6. Creating chunks with functions and modules

One way to write a program is to simply string together commands, like the ones described above, in a long file, and then to run that file to generate your results. This may work, but it can be cognitively difficult to follow the logic of programs written in this style. Also, it does not allow you to reuse your code easily - for example, what if we wanted to run our logistic growth model for several different choices of initial parameters?

The most important ways to "chunk" code into more manageable pieces is to create functions and then to gather these functions into modules, and eventually packages. The R packages that you download from CRAN essentially contain collections of functions, though they also contain datasets and high level chunks called objects. Below we will discuss how to create functions in R. Functions are good for making code more reusable, readable, and maintainable.

We've been using functions all day

# Some examples of R functions
x <- 3.333333
round(x, 2)
sin(x)

Creating a function can be cognitively difficult your first time. The first step is to define a function. Here is how we define a function in R.

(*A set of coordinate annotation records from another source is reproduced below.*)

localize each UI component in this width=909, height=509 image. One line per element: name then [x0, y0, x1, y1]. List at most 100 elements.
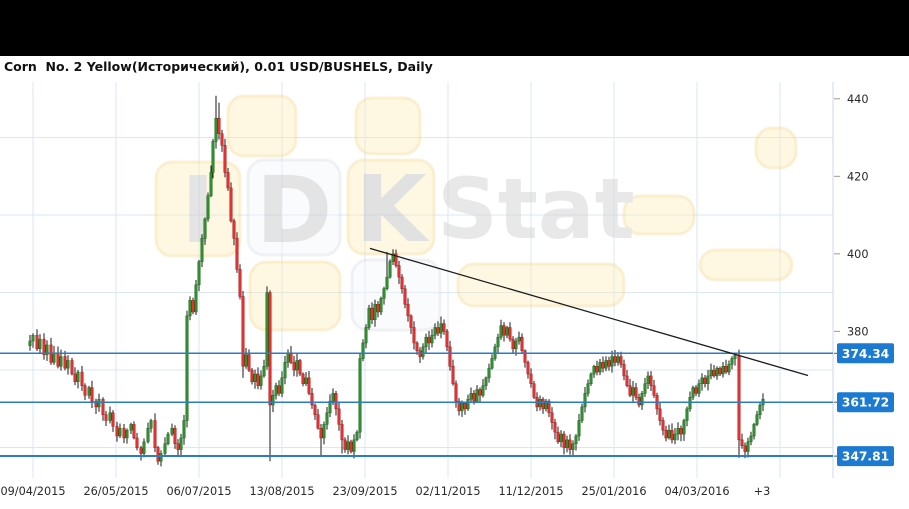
candle-body: [532, 383, 536, 398]
candle-body: [490, 358, 494, 369]
candle-body: [56, 352, 60, 367]
candle-body: [463, 402, 467, 410]
candle-body: [101, 398, 105, 415]
candle-body: [737, 355, 741, 441]
candle-body: [421, 346, 425, 357]
candle-body: [628, 385, 632, 396]
watermark-tile: [754, 126, 798, 170]
candle-body: [466, 398, 470, 410]
candle-body: [550, 412, 554, 423]
candle-body: [562, 433, 566, 448]
candle-body: [334, 393, 338, 410]
candle-body: [424, 336, 428, 348]
candle-body: [304, 377, 308, 384]
candle-body: [547, 400, 551, 414]
candle-body: [746, 441, 750, 452]
candle-body: [166, 433, 170, 445]
candle-body: [589, 373, 593, 384]
candle-body: [571, 443, 575, 450]
candle-body: [724, 365, 728, 373]
candle-body: [487, 367, 491, 379]
candle-body: [80, 371, 84, 386]
candle-body: [478, 389, 482, 396]
candle-body: [340, 424, 344, 441]
candle-body: [403, 288, 407, 305]
candle-body: [211, 141, 215, 173]
candle-body: [691, 387, 695, 398]
candle-body: [250, 369, 254, 382]
watermark: I D K Stat: [154, 94, 798, 332]
candle-body: [712, 369, 716, 377]
candle-body: [156, 447, 160, 462]
candle-body: [583, 393, 587, 408]
watermark-tile: [354, 96, 422, 156]
candle-body: [607, 360, 611, 367]
candle-body: [328, 400, 332, 414]
candle-body: [376, 303, 380, 313]
candle-body: [526, 362, 530, 375]
candle-body: [370, 307, 374, 320]
candle-body: [209, 172, 213, 196]
candle-body: [301, 373, 305, 384]
candle-body: [364, 327, 368, 344]
x-axis-label: 06/07/2015: [166, 485, 231, 498]
candle-body: [733, 355, 737, 359]
candle-body: [634, 387, 638, 398]
price-badge-label: 374.34: [842, 347, 889, 361]
candle-body: [676, 428, 680, 435]
candle-body: [194, 284, 198, 313]
candle-body: [262, 365, 266, 377]
candle-body: [496, 336, 500, 348]
candle-body: [241, 296, 245, 367]
candle-body: [752, 424, 756, 437]
candle-body: [541, 398, 545, 410]
candle-body: [132, 424, 136, 439]
x-axis-label: 04/03/2016: [664, 485, 729, 498]
candle-body: [397, 265, 401, 278]
candle-body: [259, 375, 263, 386]
candle-body: [718, 367, 722, 375]
candle-body: [658, 408, 662, 421]
watermark-tile: [154, 160, 242, 258]
candle-body: [460, 402, 464, 412]
candle-body: [146, 428, 150, 443]
candle-body: [514, 340, 518, 350]
candle-body: [367, 307, 371, 328]
candle-body: [598, 362, 602, 373]
candle-body: [292, 362, 296, 371]
candle-body: [316, 414, 320, 429]
candle-body: [83, 385, 87, 396]
candle-body: [379, 298, 383, 313]
candle-body: [601, 362, 605, 369]
candle-body: [616, 356, 620, 363]
candle-body: [661, 420, 665, 431]
candle-body: [319, 428, 323, 439]
candle-body: [559, 433, 563, 443]
candle-body: [499, 325, 503, 338]
candle-body: [220, 133, 224, 146]
candle-body: [670, 429, 674, 441]
candle-body: [721, 365, 725, 375]
candle-body: [640, 393, 644, 406]
y-axis-label: 400: [847, 248, 869, 261]
candle-body: [373, 303, 377, 320]
candle-body: [298, 360, 302, 375]
candle-body: [574, 435, 578, 445]
candle-body: [42, 338, 46, 355]
candle-body: [203, 218, 207, 239]
candle-body: [358, 358, 362, 433]
candle-body: [38, 338, 42, 350]
candle-body: [331, 393, 335, 402]
candle-body: [502, 325, 506, 336]
candle-body: [667, 429, 671, 439]
candle-body: [556, 431, 560, 443]
watermark-letter-k: K: [355, 156, 430, 263]
x-axis-overflow-label: +3: [754, 485, 771, 498]
candle-body: [223, 145, 227, 173]
candle-body: [179, 437, 183, 450]
candle-body: [673, 433, 677, 441]
x-axis-label: 13/08/2015: [249, 485, 314, 498]
candle-body: [586, 383, 590, 394]
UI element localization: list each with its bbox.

fahr_to_celsius <- function(temp) {

  celsius <- (temp - 32) * (5 / 9)
  return(celsius)

}

A function has a few crucial parts

  1. A name (fahr_to_celsius)
  2. Parameters (temp)
  3. A return value (celsius). One feature unique to R is that the return statement is not required. R automatically returns whichever variable is on the last line of the body of the function.

Next, we get to use the function. You pass in arguments to the function.

# Freezing point of water
fahr_to_celsius(32)

# Boiling point of water
fahr_to_celsius(212)

You often want to document your function to describe what it does. You can do that with comments

fahr_to_celsius <- function(temp) {

    # Function takes in the argument temp in Fahrenheit  and converts 
    # it to Celsius

    celsius <- (temp - 32) * (5 / 9)
    return(celsius)

}

Functions can also have default parameters, which don't need to be passed as arguments when the function is called.

say_hello <- function(time, people){
    # Function returns a pleasant greeting
    return(paste('Good', time, people))
}

say_hello('afternoon', 'friends')

What happens when you try this

say_hello('afternoon')

You must pass in two arguments because that is how you defined the function!

Let's now give people a default value. In the example below, people will now have the value of world unless we explicitly specify otherwise.

say_hello <- function(time, people='world'){
    # Function returns a pleasant greeting
    return(paste('Good', time, people))
}

# Default is returned
say_hello('afternoon')

say_hello('afternoon', 'students')

EXERCISE 6 - Creating a logistic growth function

Finally, let's turn our logistic growth model into a function that we can use over and over again. Copy your code from Exercise 5 into the box below, and do the following:

  1. Turn your code into a function called logistic_growth that takes four arguments: r, K, n0, and p (the probability of a catastrophe). Make p a default parameter with a default value of 0.1. Have your function return the n array.
  2. Write a nice comment describing what your function does.
  3. Call your function with different values of the parameters to make sure it works. Store the returned value of n and make a plot from it.

Bonus

  1. Refactor (i.e. make more readable and reusable) your function by pulling out the line that actually performs the calculation of the new population given the old population. Make this line another function called grow_one_step that takes in the old population, r, and K, and returns the new population. Have your logistic_growth function use the grow_one_step function to calculate the new population in each time step.